We're revamping our curriculum to include a foundational inorganic course probably in the sophomore year. I have a couple of questions to those of you who teach this course or are planning such a course.
1. What books do you like? I have struggled to find anything that fits the bill for this type of class.
2. Where do you put the course? Does it usually land in the sophomore year? We currently have quant and organic, but also need to add a more foundational P-chem and biochem. Where does it all fit?
3. What do you all see as the core subjects that should be taught at this level? I've been struggling to decide what to hold out, but am excited about the possibility of ultimately having two semesters in the curriculum to teach inorganic.
Thanks,
Tim Herzog
I teach one of these courses and have for the past 16 years that I have been at Reed. I love it! Early exposure to inorganic chemistry! My course only has a year of General Chemistry as a pre-requisite. It is composed of lecture, conference (discussion), and lab and is typically taken by our chem majors in the spring of their second year. I do also have a few juniors from year to year, particularly those who have "come to the chemistry major late." And I will commonly have one or 2 Biochemistry/Molecular Biology majors who are taking only the lecture portion of the course as an elective.

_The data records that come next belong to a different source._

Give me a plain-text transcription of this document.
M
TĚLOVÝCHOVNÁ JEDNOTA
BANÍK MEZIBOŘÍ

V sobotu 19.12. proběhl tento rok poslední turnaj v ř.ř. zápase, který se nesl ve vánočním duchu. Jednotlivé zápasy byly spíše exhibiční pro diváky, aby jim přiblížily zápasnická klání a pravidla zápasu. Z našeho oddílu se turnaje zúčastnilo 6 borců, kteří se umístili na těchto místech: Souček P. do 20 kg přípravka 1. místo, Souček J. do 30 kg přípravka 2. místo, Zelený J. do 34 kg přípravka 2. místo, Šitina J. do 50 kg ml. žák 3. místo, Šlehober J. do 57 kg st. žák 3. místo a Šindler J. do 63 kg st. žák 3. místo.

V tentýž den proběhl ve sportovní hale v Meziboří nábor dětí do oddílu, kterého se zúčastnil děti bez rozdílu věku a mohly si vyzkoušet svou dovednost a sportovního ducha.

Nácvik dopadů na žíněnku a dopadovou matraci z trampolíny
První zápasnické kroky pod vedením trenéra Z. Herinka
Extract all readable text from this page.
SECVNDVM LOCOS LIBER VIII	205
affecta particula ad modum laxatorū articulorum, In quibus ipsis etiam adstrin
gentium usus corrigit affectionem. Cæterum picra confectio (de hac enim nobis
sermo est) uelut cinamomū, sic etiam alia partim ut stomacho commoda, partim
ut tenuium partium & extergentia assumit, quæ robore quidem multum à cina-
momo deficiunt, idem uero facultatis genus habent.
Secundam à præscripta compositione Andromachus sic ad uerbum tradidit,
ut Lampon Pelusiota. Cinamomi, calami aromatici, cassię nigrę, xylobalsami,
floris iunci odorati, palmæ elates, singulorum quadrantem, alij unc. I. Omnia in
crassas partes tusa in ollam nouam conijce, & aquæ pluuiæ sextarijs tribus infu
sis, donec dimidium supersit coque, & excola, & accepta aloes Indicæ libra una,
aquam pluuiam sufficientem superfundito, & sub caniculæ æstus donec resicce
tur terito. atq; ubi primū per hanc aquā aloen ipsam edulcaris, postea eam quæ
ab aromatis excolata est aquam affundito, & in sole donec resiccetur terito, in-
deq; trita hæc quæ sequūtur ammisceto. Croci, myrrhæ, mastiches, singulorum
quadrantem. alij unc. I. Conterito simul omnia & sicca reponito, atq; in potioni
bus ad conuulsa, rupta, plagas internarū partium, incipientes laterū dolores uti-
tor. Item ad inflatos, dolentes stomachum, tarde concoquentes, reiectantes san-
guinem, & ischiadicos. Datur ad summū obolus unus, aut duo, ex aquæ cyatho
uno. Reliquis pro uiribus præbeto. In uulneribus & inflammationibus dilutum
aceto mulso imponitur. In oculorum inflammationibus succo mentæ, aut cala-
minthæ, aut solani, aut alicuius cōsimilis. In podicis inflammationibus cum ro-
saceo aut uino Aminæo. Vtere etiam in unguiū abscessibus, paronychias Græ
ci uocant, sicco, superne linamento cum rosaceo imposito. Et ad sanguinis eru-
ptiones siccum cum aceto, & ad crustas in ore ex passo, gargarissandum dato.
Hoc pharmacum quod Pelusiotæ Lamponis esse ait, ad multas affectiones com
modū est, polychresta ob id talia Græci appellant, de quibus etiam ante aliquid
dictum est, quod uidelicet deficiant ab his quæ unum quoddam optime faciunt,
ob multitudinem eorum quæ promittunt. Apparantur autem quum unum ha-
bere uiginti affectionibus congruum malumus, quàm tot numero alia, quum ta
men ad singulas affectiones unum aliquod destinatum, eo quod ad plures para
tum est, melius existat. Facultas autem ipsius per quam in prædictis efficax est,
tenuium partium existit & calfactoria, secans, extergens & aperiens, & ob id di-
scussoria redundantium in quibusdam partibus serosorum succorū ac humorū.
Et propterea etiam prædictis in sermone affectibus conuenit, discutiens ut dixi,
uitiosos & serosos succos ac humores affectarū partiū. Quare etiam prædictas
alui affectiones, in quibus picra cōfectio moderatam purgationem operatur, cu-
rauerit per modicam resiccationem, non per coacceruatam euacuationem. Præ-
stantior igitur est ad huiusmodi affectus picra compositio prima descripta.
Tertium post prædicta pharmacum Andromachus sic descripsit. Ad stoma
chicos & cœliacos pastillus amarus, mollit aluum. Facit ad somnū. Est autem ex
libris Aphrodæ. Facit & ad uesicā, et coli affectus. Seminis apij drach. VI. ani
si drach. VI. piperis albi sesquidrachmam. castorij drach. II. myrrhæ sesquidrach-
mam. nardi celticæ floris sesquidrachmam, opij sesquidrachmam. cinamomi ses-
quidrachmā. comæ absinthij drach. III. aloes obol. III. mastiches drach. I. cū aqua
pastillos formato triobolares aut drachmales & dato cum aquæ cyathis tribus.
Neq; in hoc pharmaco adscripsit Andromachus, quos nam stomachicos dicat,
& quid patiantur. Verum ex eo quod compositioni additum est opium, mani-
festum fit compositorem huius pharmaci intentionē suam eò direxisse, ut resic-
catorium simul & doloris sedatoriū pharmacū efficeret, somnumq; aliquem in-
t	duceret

I call my course "sophomore inorganic on steroids" as I do not skimp on what I try to stuff in there. This is the only required inorganic course for our chem majors. I do teach an Advanced Inorganic course, but not all chem majors will take it. I should also say that I/we have pulled a lot of inorganic out of Gen Chem. So, for example, we don't have them violate the octet rule in Gen Chem, and I save expanded octets and VSEPR for steric numbers higher than 4 for Chem 212. I like to teach multinuclear NMR when we do molecular structure as it is a nice complement for the students who are also in O-chem (although it can be a challenge for the students who haven't had o-chem, because I don't take class time to explain how NMR works). Most importantly, I do teach MO theory in this course! I don't make them do all the group theory and derive representations, but rather, develop the MO diagrams from a pictorial approach. If I tell them what the group orbitals look like, then they need to figure out which AOs on the central atom will be involved. I teach them about point groups and character tables so that we can put symmetry labels on our MOs. Basically, I want to teach them enough about MO theory so that when we get to TM chemistry, they can understand the spectrochemical series from arguments based on orbital overlap and the effects of pi-donors and pi-acceptors. Oh, I also teach some solid state chemistry in the course as well, getting the students to understand simple band structures of metals, semiconductors, and insulators, another nice connection to MO theory.
That's the quick and dirty overview. If you are interested in a more detailed syllabus, just e-mail me and I would be happy to share. As for texts...yeah, well, that's a problem. I have had my students tell me I should write my own, but I'm not ready to go there yet. I have successfully used both Miessler and Tarr and Housecroft and Sharpe with lots of skipping around in chapters when things get too hairy. I also like to supplement with "Chemical Bonding" by Mark Winter (Oxford Chemistry Primers - see entry in our Textbooks section) and Teaching General Chemistry: A Materials Science Companion (for the solid state stuff).